Сидя в машине возле Дворца, он наблюдает, как два говноеда толкают ребенка на землю.

Они крупнее него — конечно они, блядь, крупнее него, парнишка чертовски крошечный, начинает вытягиваться в росте, безусловно, но его чертовы бедра размером с запястья Билли, и существуют птицы с большим весом в их костях — и Билли выскакивает из машины и стоит над ним прежде, чем понимает, что он сдвинулся с места.

— Хотите попробовать снова, уродцы? — Он скалится.

Они почти мочатся в штаны, какие-то слова вываливаются из их гребаных ртов, которые Билли даже не слушает, и когда они не разбегаются достаточно быстро, его терпение рвется.

— Валите! — Рычит он на них. — Валите!

Они так и делают.

Это тоже жестокость. Жестокость и разрушение, единственное, для чего он годится, но тошнота не приходит, а за его спиной парнишка, и он, блядь, убьет что угодно, что до него дотронется.

Стоит им забежать за угол, и он уверен, что их нет, он поворачивается, чтобы убедиться, что ребенок в порядке с головы до ног. Он поднялся на ноги, пока Билли предстал перед его недоделанными обидчиками, потирает ушиб на затылке с румянцем на лице. Билли отдергивает его руку, проверяет пальцы на кровь и, когда не находит, хватает за челюсть — немного грубо, скорее всего, всегда слишком грубо, — чтобы повернуть его голову и убедиться точно.

Крови нет.

Он еще больше краснеет, когда Билли его отпускает.

— Они уже творили с тобой такое дерьмо раньше?

Он знает такой тип, знает, что за тип парнишка, и ему на самом деле не нужен его неловкий кивок, чтобы знать ответ.
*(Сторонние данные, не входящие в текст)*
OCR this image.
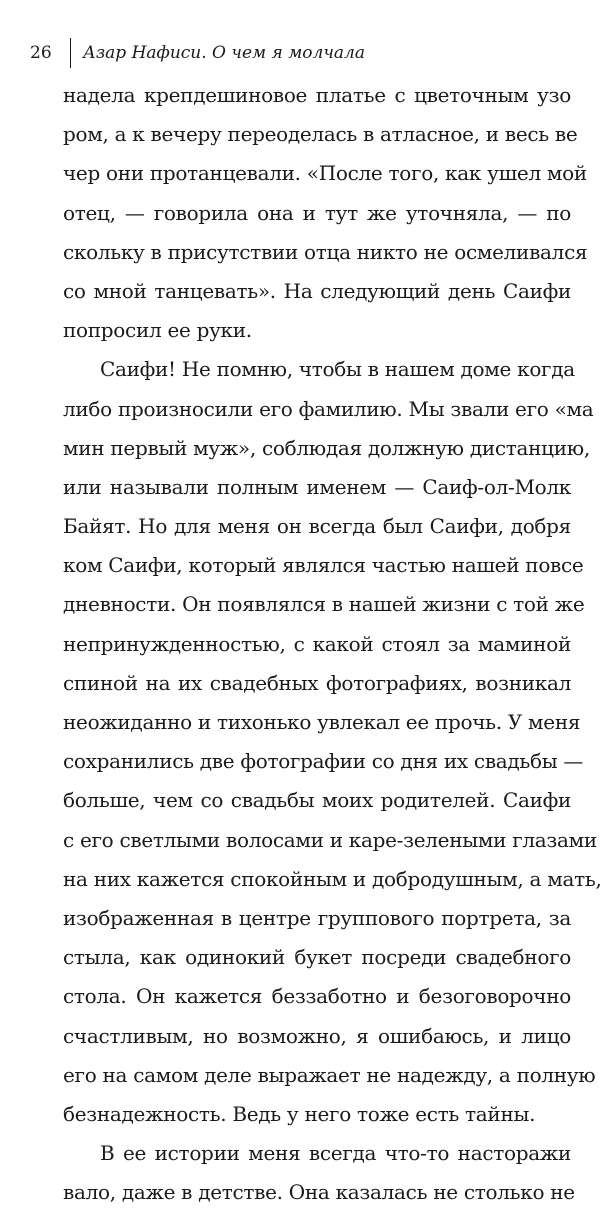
26	Азар Нафиси. О чем я молчала
надела крепдешиновое платье с цветочным узо
ром, а к вечеру переоделась в атласное, и весь ве
чер они протанцевали. «После того, как ушел мой
отец, — говорила она и тут же уточняла, — по
скольку в присутствии отца никто не осмеливался
со мной танцевать». На следующий день Саифи
попросил ее руки.
Саифи! Не помню, чтобы в нашем доме когда
либо произносили его фамилию. Мы звали его «ма
мин первый муж», соблюдая должную дистанцию,
или называли полным именем — Саиф-ол-Молк
Байят. Но для меня он всегда был Саифи, добря
ком Саифи, который являлся частью нашей повсе
дневности. Он появлялся в нашей жизни с той же
непринужденностью, с какой стоял за маминой
спиной на их свадебных фотографиях, возникал
неожиданно и тихонько увлекал ее прочь. У меня
сохранились две фотографии со дня их свадьбы —
больше, чем со свадьбы моих родителей. Саифи
с его светлыми волосами и каре-зелеными глазами
на них кажется спокойным и добродушным, а мать,
изображенная в центре группового портрета, за
стыла, как одинокий букет посреди свадебного
стола. Он кажется беззаботно и безоговорочно
счастливым, но возможно, я ошибаюсь, и лицо
его на самом деле выражает не надежду, а полную
безнадежность. Ведь у него тоже есть тайны.
В ее истории меня всегда что-то насторажи
вало, даже в детстве. Она казалась не столько не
Он в основном злится на себя, за то что никогда до этого не замечал очевидного.

— Хотя, я не думаю, что нужно беспокоиться о повторении представления, после такого, — выдает сухой голос Харрингтона за его спиной.

Билли разворачивается.

Его машина припаркована в другом конце стоянки, но недостаточно далеко, чтобы он не увидел, что произошло — лишь достаточно далеко, чтобы Билли добрался сюда первым. И конечно он тут, где и они, приехал подобрать и отвезти всех остальных детей, пока Билли держится поблизости Макс.

Впервые Билли осознает, что никто из других детей и ноги ни разу не ступал в его машину, пока он был за рулем. Никогда и не просили, даже теперь, когда он всегда рядом и всегда подвозит Макс, куда бы они ни собирались. И в машине Харрингтона даже недостаточно места для них всех, особенно когда Девочка едет с ними. Это… Он задумывается, что по этому поводу думает Макс, постоянно одна с ним, пока все ее друзья держатся подальше.

Твою мать! — Восклицает голос, ломанно и звонко, вырывая его из мыслей, и с бурей шагов они вдруг все оказываются здесь, кучкуясь вокруг них.

— Уилл, ты в порядке?!

— Ты это видел?!

— Это было чертовски круто!

Затем, внезапно, его обнимает Макс, руки крепко сжимают за талию. Лишь на секунду. И она отстраняется, так же быстро, как пришла, глаза широко распахнуты, пока она таращится на него вверх.

— Я в порядке, — успокаивает их парнишка. — Поцарапал руки немного, когда упал, но я-

Ему не удается закончить, прежде чем Билли схватил его руки, чтобы осмотреть. Он действительно поцарапал ладони, но достаточно несерьезно, отчего неудивительно, что он упустил это, пока был сосредоточен на его пальцах, и в них нет стекла или еще какого-то дерьма. Он смахивает кусочек камушка с левой ладошки большим пальцем, лишь бы убедится, прежде чем отпускает их.

Парнишка красный как свекла, глаза прикованы к полу, руки теперь неловко прижаты к груди.

Билли смотрит на него и думает: ‘Вот дерьмо’.

Он приходит в осознание, что вся остальная группа пялится на них, Кудряш, Синклер и Уиллер, с широко открытыми ртами. Брови Харрингтона уползли вверх. Билли задумывается, видят ли они то, что видит он.

Он решает не давать им особого шанса на случай, если они не видят.

— Ну же, Максин, — говорит он, направляясь в сторону своей машины. — Нам пора домой.